What company are you keeping that this is happening?
And you are not choosing women based upon empirical virtues, not just stated virtues, but empirical virtues.
And as long as you don't have that requirement, you're just always in danger because the only thing that can protect you from other people is their integrity.
That's the only thing life is just as incredibly thin web of.
Catastrophe.
And the only thing, the only thing that keeps you safe around other people is their integrity.
And the only thing that keeps them safe around you is your integrity.
This woman didn't have it.
You didn't have it for most of the relationship.
Hopefully you can get it now.
I'm sure you can.
But that's the, it's just basic self-protection.
The only thing that keeps you safe is other people's virtue and integrity.
And if that's not there, you're just dancing on the edge of a volcano sooner or later, man.
Either something comes out or you go in.
Right.
And that's so.
OK, that's what I and this is the hard part is.
I spent a whole year not working on exactly that, my own personal.
I mean, I guess I kind of did, but not not in.
Well, come on.
I mean, we got to end here because it's almost three hours, but I'll tell you that.
So and as far as like
So why didn't you call me?
Why didn't you call me?
Well, the reason you didn't call me is there's people in your life who want to exploit you.
And they don't want you calling me.
Why did you drop out of philosophy?
Because there's people in your life who don't benefit from you pursuing philosophy.
From you pursuing integrity and virtue and all of that kind of good stuff.
So, again, nothing wrong with that.
It's just a sort of basic fact.
But you say, Oh, well, I spent a year, but that's just you looking at yourself in isolation.
You have to look at, okay, well, why didn't you pursue philosophy?
Why didn't you call me?
Why didn't you?
And that's fine.
I have no problem with the fact that you didn't, but don't just sit there and say, well, I guess I'm just an idiot.

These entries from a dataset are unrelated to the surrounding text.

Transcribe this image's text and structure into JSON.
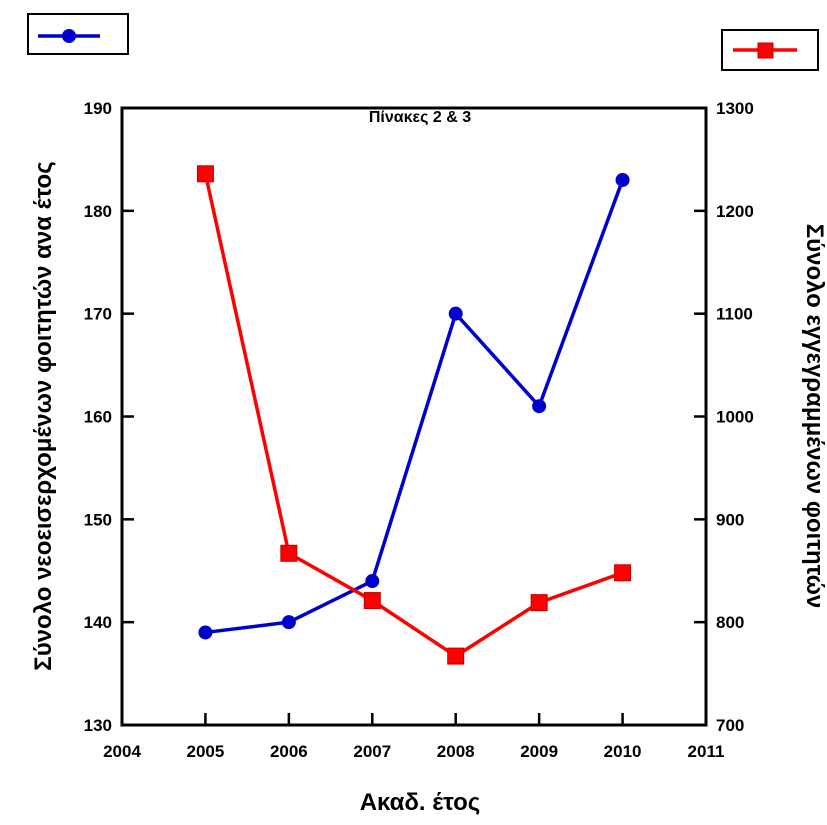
{
  "chart_data": {
    "type": "line",
    "title": "Πίνακες 2 & 3",
    "xlabel": "Ακαδ. έτος",
    "ylabel_left": "Σύνολο νεοεισερχομένων φοιτητών ανα έτος",
    "ylabel_right": "Σύνολο εγγεγραμμένων φοιτητών",
    "x": [
      2005,
      2006,
      2007,
      2008,
      2009,
      2010
    ],
    "xlim": [
      2004,
      2011
    ],
    "x_ticks": [
      2004,
      2005,
      2006,
      2007,
      2008,
      2009,
      2010,
      2011
    ],
    "ylim_left": [
      130,
      190
    ],
    "y_ticks_left": [
      130,
      140,
      150,
      160,
      170,
      180,
      190
    ],
    "ylim_right": [
      700,
      1300
    ],
    "y_ticks_right": [
      700,
      800,
      900,
      1000,
      1100,
      1200,
      1300
    ],
    "grid": false,
    "series": [
      {
        "axis": "left",
        "color": "#0000cc",
        "marker": "circle",
        "values": [
          139,
          140,
          144,
          170,
          161,
          183
        ]
      },
      {
        "axis": "right",
        "color": "#ff0000",
        "marker": "square",
        "values": [
          1236,
          867,
          821,
          767,
          819,
          848
        ]
      }
    ]
  }
}
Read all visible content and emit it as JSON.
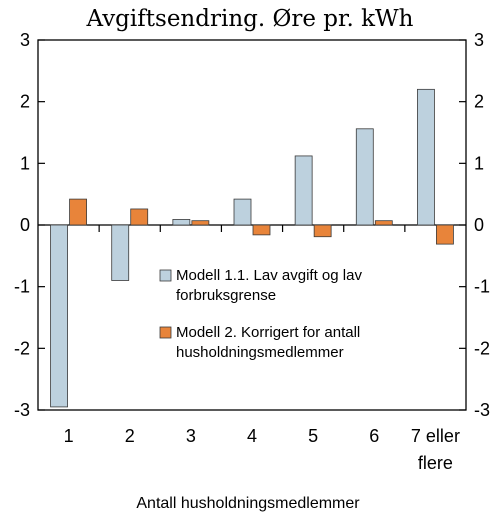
{
  "chart_data": {
    "type": "bar",
    "title": "Avgiftsendring. Øre pr. kWh",
    "xlabel": "Antall husholdningsmedlemmer",
    "ylabel": "",
    "ylim": [
      -3,
      3
    ],
    "yticks": [
      "3",
      "2",
      "1",
      "0",
      "-1",
      "-2",
      "-3"
    ],
    "categories": [
      "1",
      "2",
      "3",
      "4",
      "5",
      "6",
      [
        "7 eller",
        "flere"
      ]
    ],
    "series": [
      {
        "name": [
          "Modell 1.1. Lav avgift og lav",
          "forbruksgrense"
        ],
        "color": "#bdd1de",
        "values": [
          -2.95,
          -0.9,
          0.09,
          0.42,
          1.12,
          1.56,
          2.2
        ]
      },
      {
        "name": [
          "Modell 2. Korrigert for antall",
          "husholdningsmedlemmer"
        ],
        "color": "#e8843a",
        "values": [
          0.42,
          0.26,
          0.07,
          -0.16,
          -0.19,
          0.07,
          -0.31
        ]
      }
    ],
    "grid": false,
    "legend_position": "inside-lower-right"
  }
}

And I guess I just didn't do this.
And I get no, no, no, because there were people in your life who don't want you to pursue philosophy.

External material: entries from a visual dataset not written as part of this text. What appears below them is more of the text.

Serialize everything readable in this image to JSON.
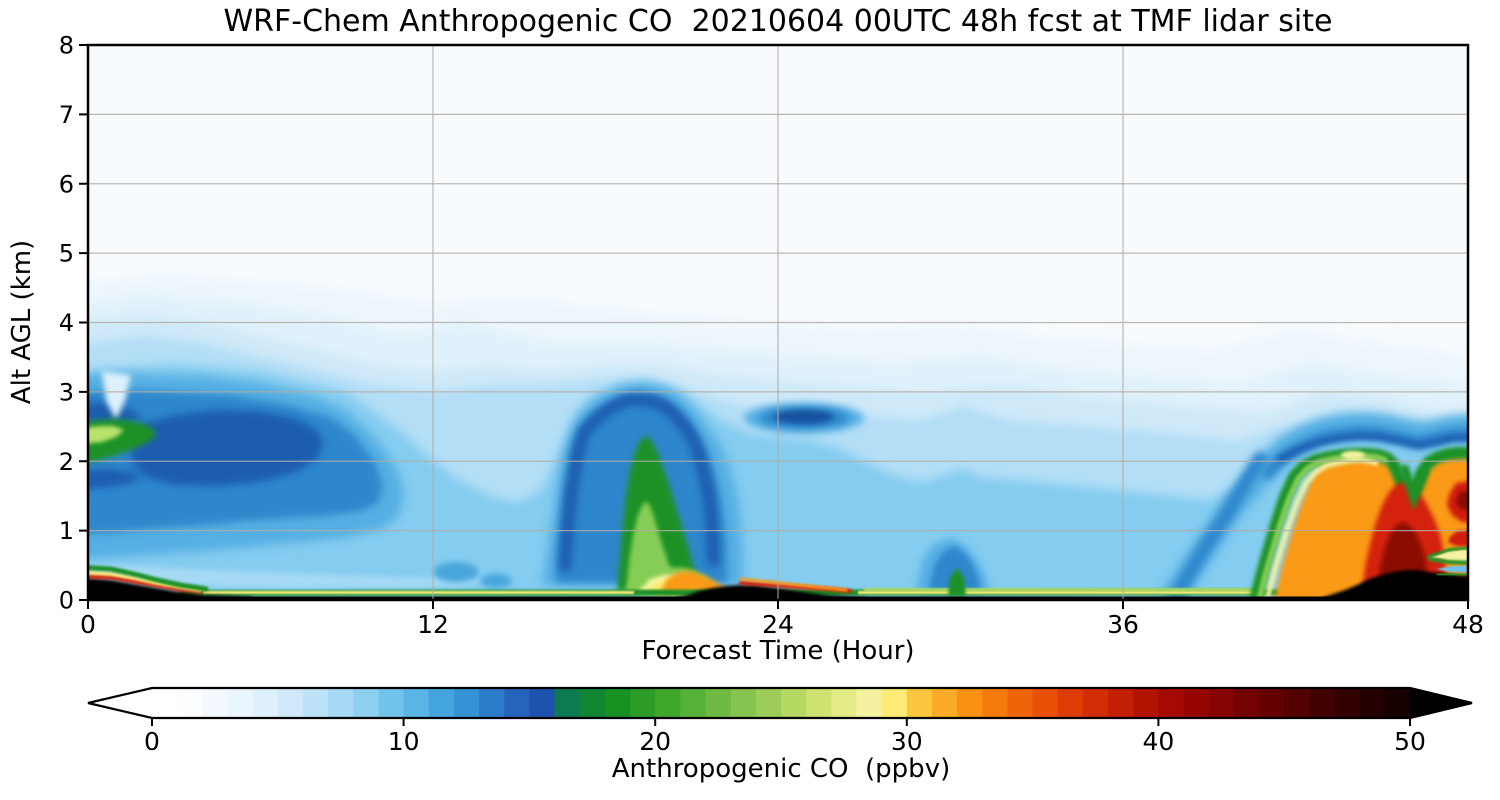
{
  "title": "WRF-Chem Anthropogenic CO  20210604 00UTC 48h fcst at TMF lidar site",
  "chart_data": {
    "type": "heatmap",
    "title": "WRF-Chem Anthropogenic CO  20210604 00UTC 48h fcst at TMF lidar site",
    "xlabel": "Forecast Time (Hour)",
    "ylabel": "Alt AGL (km)",
    "xlim": [
      0,
      48
    ],
    "ylim": [
      0,
      8
    ],
    "x_ticks": [
      0,
      12,
      24,
      36,
      48
    ],
    "y_ticks": [
      0,
      1,
      2,
      3,
      4,
      5,
      6,
      7,
      8
    ],
    "grid": true,
    "legend_position": "bottom-colorbar",
    "colorbar": {
      "label": "Anthropogenic CO  (ppbv)",
      "ticks": [
        0,
        10,
        20,
        30,
        40,
        50
      ],
      "range": [
        0,
        50
      ],
      "extend": "both",
      "under_color": "#ffffff",
      "over_color": "#000000",
      "anchors": [
        [
          0,
          "#ffffff"
        ],
        [
          1,
          "#fbfdff"
        ],
        [
          2,
          "#f3f9fe"
        ],
        [
          3,
          "#eaf5fd"
        ],
        [
          4,
          "#def0fc"
        ],
        [
          5,
          "#cfe9fa"
        ],
        [
          6,
          "#bce2f8"
        ],
        [
          7,
          "#a5d9f5"
        ],
        [
          8,
          "#8ccff1"
        ],
        [
          9,
          "#72c3ec"
        ],
        [
          10,
          "#58b5e6"
        ],
        [
          11,
          "#44a4de"
        ],
        [
          12,
          "#3592d5"
        ],
        [
          13,
          "#2c7cc9"
        ],
        [
          14,
          "#2664bc"
        ],
        [
          15,
          "#1c52ab"
        ],
        [
          16,
          "#0e7a52"
        ],
        [
          17,
          "#108632"
        ],
        [
          18,
          "#179122"
        ],
        [
          19,
          "#2c9c27"
        ],
        [
          20,
          "#40a72d"
        ],
        [
          21,
          "#56b139"
        ],
        [
          22,
          "#6dbb44"
        ],
        [
          23,
          "#85c44f"
        ],
        [
          24,
          "#9dcd59"
        ],
        [
          25,
          "#b5d863"
        ],
        [
          26,
          "#cde270"
        ],
        [
          27,
          "#e3ec85"
        ],
        [
          28,
          "#f4f2a0"
        ],
        [
          29,
          "#fdeb76"
        ],
        [
          30,
          "#fcc73f"
        ],
        [
          31,
          "#fbab27"
        ],
        [
          32,
          "#fa9114"
        ],
        [
          33,
          "#f67b0d"
        ],
        [
          34,
          "#ef6409"
        ],
        [
          35,
          "#e75006"
        ],
        [
          36,
          "#dd3d05"
        ],
        [
          37,
          "#d02d04"
        ],
        [
          38,
          "#c21f03"
        ],
        [
          39,
          "#b31303"
        ],
        [
          40,
          "#a50a02"
        ],
        [
          41,
          "#960502"
        ],
        [
          42,
          "#860302"
        ],
        [
          43,
          "#750202"
        ],
        [
          44,
          "#640202"
        ],
        [
          45,
          "#530101"
        ],
        [
          46,
          "#420101"
        ],
        [
          47,
          "#330101"
        ],
        [
          48,
          "#240000"
        ],
        [
          49,
          "#160000"
        ],
        [
          50,
          "#0b0000"
        ]
      ]
    },
    "features": [
      {
        "name": "surface-layer-initial",
        "hours": [
          0,
          4
        ],
        "alt_km": [
          0,
          0.35
        ],
        "approx_ppbv": "40 to >50 (black core)"
      },
      {
        "name": "elevated-green-patch",
        "hours": [
          0,
          2.5
        ],
        "alt_km": [
          1.75,
          2.5
        ],
        "approx_ppbv": "18-27"
      },
      {
        "name": "boundary-layer-blue-mass",
        "hours": [
          0,
          11
        ],
        "alt_km": [
          0.5,
          3.2
        ],
        "approx_ppbv": "8-15"
      },
      {
        "name": "thin-surface-stripe",
        "hours": [
          4,
          41
        ],
        "alt_km": [
          0,
          0.15
        ],
        "approx_ppbv": "17-40"
      },
      {
        "name": "midday-plume",
        "hours": [
          16.5,
          23.5
        ],
        "alt_km": [
          0,
          2.8
        ],
        "approx_ppbv": "core 18-30, surface >50"
      },
      {
        "name": "surface-hot-strip",
        "hours": [
          20.5,
          27
        ],
        "alt_km": [
          0,
          0.22
        ],
        "approx_ppbv": ">50 (black)"
      },
      {
        "name": "elevated-lens",
        "hours": [
          22.8,
          26.9
        ],
        "alt_km": [
          2.45,
          2.85
        ],
        "approx_ppbv": "12-15"
      },
      {
        "name": "small-surface-bump",
        "hours": [
          29.5,
          31.5
        ],
        "alt_km": [
          0,
          0.5
        ],
        "approx_ppbv": "15-20 (green core)"
      },
      {
        "name": "evening-plume",
        "hours": [
          40.5,
          48
        ],
        "alt_km": [
          0,
          2.15
        ],
        "approx_ppbv": "30-50, black surface core >50"
      },
      {
        "name": "right-edge-notch",
        "hours": [
          46.5,
          48
        ],
        "alt_km": [
          0.4,
          0.8
        ],
        "approx_ppbv": "yellow wedge 27-29 over blue wedge 8-10"
      },
      {
        "name": "upper-background",
        "hours": [
          0,
          48
        ],
        "alt_km": [
          4.5,
          8
        ],
        "approx_ppbv": "0-2"
      }
    ]
  },
  "colors": {
    "background": "#ffffff",
    "plot_background": "#f7fbfe",
    "gridline": "#b3aca4",
    "spine": "#000000"
  }
}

Of course, because that's going to cost them.
If you, if you get mad at people who didn't watch your back over this slow moving disaster.
That was fairly predictable from the very beginning.

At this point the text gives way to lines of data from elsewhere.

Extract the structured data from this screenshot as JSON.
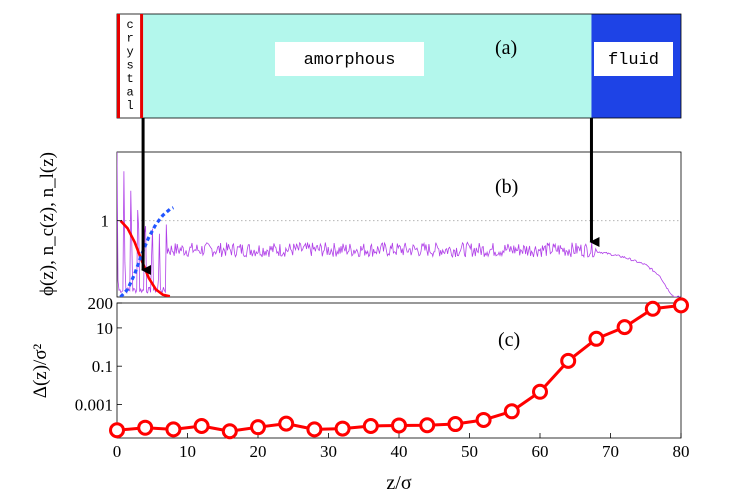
{
  "colors": {
    "crystal": "#e60000",
    "amorphous": "#b3f7ec",
    "fluid": "#1e43e6",
    "phi_line": "#b040e8",
    "nc_line": "#ff0000",
    "nl_line": "#2255ff",
    "msd": "#ff0000",
    "arrow": "#000000"
  },
  "chart_data": [
    {
      "id": "a",
      "type": "schematic",
      "panel_label": "(a)",
      "x_range": [
        0,
        80
      ],
      "regions": [
        {
          "name": "crystal",
          "label": "crystal",
          "x_start": 0,
          "x_end": 3.7
        },
        {
          "name": "amorphous",
          "label": "amorphous",
          "x_start": 3.7,
          "x_end": 67.3
        },
        {
          "name": "fluid",
          "label": "fluid",
          "x_start": 67.3,
          "x_end": 80
        }
      ],
      "arrows": [
        {
          "from_x": 3.7,
          "to_x": 3.7
        },
        {
          "from_x": 67.3,
          "to_x": 67.3
        }
      ]
    },
    {
      "id": "b",
      "type": "line",
      "panel_label": "(b)",
      "ylabel": "ϕ(z),  n_c(z),  n_l(z)",
      "y_tick_labels": [
        "1"
      ],
      "y_ticks": [
        1
      ],
      "xlim": [
        0,
        80
      ],
      "ylim": [
        0,
        1.9
      ],
      "reference_line_y": 1,
      "series": [
        {
          "name": "phi",
          "description": "density profile: large oscillations near crystal (z<6), ~0.62 ± 0.08 noise in amorphous region, decaying from 0.62 to 0 between z=68 and z=79",
          "crystal_peaks_z": [
            0,
            1,
            2,
            3,
            4,
            5,
            6
          ],
          "crystal_peaks_phi": [
            1.9,
            1.9,
            1.9,
            1.8,
            1.5,
            1.2,
            0.95
          ],
          "plateau_mean": 0.62,
          "plateau_noise": 0.08,
          "edge_x": [
            68,
            72,
            75,
            77,
            78,
            79
          ],
          "edge_y": [
            0.6,
            0.52,
            0.42,
            0.28,
            0.12,
            0.0
          ]
        },
        {
          "name": "n_c",
          "x": [
            0.5,
            1.5,
            2.5,
            3.5,
            4.5,
            5.5,
            6.5,
            7.5
          ],
          "y": [
            1.0,
            0.9,
            0.72,
            0.48,
            0.25,
            0.1,
            0.03,
            0.01
          ]
        },
        {
          "name": "n_l",
          "x": [
            0.5,
            1.5,
            2.5,
            3.5,
            4.5,
            5.5,
            6.5,
            7.5,
            8.0
          ],
          "y": [
            0.0,
            0.1,
            0.3,
            0.56,
            0.78,
            0.95,
            1.07,
            1.15,
            1.17
          ]
        }
      ]
    },
    {
      "id": "c",
      "type": "line",
      "panel_label": "(c)",
      "ylabel": "Δ(z)/σ²",
      "xlabel": "z/σ",
      "yscale": "log",
      "ylim": [
        1.77e-05,
        200
      ],
      "y_ticks": [
        0.001,
        0.1,
        10,
        200
      ],
      "y_tick_labels": [
        "0.001",
        "0.1",
        "10",
        "200"
      ],
      "xlim": [
        0,
        80
      ],
      "x_ticks": [
        0,
        10,
        20,
        30,
        40,
        50,
        60,
        70,
        80
      ],
      "x_tick_labels": [
        "0",
        "10",
        "20",
        "30",
        "40",
        "50",
        "60",
        "70",
        "80"
      ],
      "series": [
        {
          "name": "Δ(z)/σ²",
          "x": [
            0,
            4,
            8,
            12,
            16,
            20,
            24,
            28,
            32,
            36,
            40,
            44,
            48,
            52,
            56,
            60,
            64,
            68,
            72,
            76,
            80
          ],
          "y": [
            4.5e-05,
            6.1e-05,
            5e-05,
            7.5e-05,
            4e-05,
            6.5e-05,
            0.0001,
            5e-05,
            5.5e-05,
            7.5e-05,
            8e-05,
            8.2e-05,
            9.5e-05,
            0.000155,
            0.00044,
            0.0046,
            0.19,
            2.7,
            11,
            100,
            150
          ]
        }
      ]
    }
  ]
}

What are her stated virtues, son?
What are her moral standards?
Is she religious?
No.
Well then, where does she get her morality from?
If she is religious, okay, what moral standards does she actually manifest?
Well, your parents aren't going to want to ask you or grill you on moral hypocrisy!
Of course not!
That doesn't serve them!
So yeah, don't blame yourself.
There are people in your life who want to exploit you and they don't want you discovering virtue.
They don't want you asking tough moral questions.
Of course, right?
I mean, that's, you know, the con man doesn't want you doing a reference check.
That's understood, right?
Right.
Yeah, that's true.
So, yeah, that's most of what I wanted to get across.
Is there anything that you wanted to mention to end here?
Uh, no, no, just thank you.
I mean, thank you for taking my call.
I, like, I can't, yeah, I can't say thank you enough, um, because this helped lay out the entire picture.
I was looking at a corner of an abstract painting and it helped a lot.
That's good.
Well, that's what philosophy does, is it does that major disorienting zoom out.
All right, but listen, can you keep me posted about how things are going?
Oh, absolutely.
Yeah.
All right.
Well, I really, really appreciate your time today and great, great job on the call.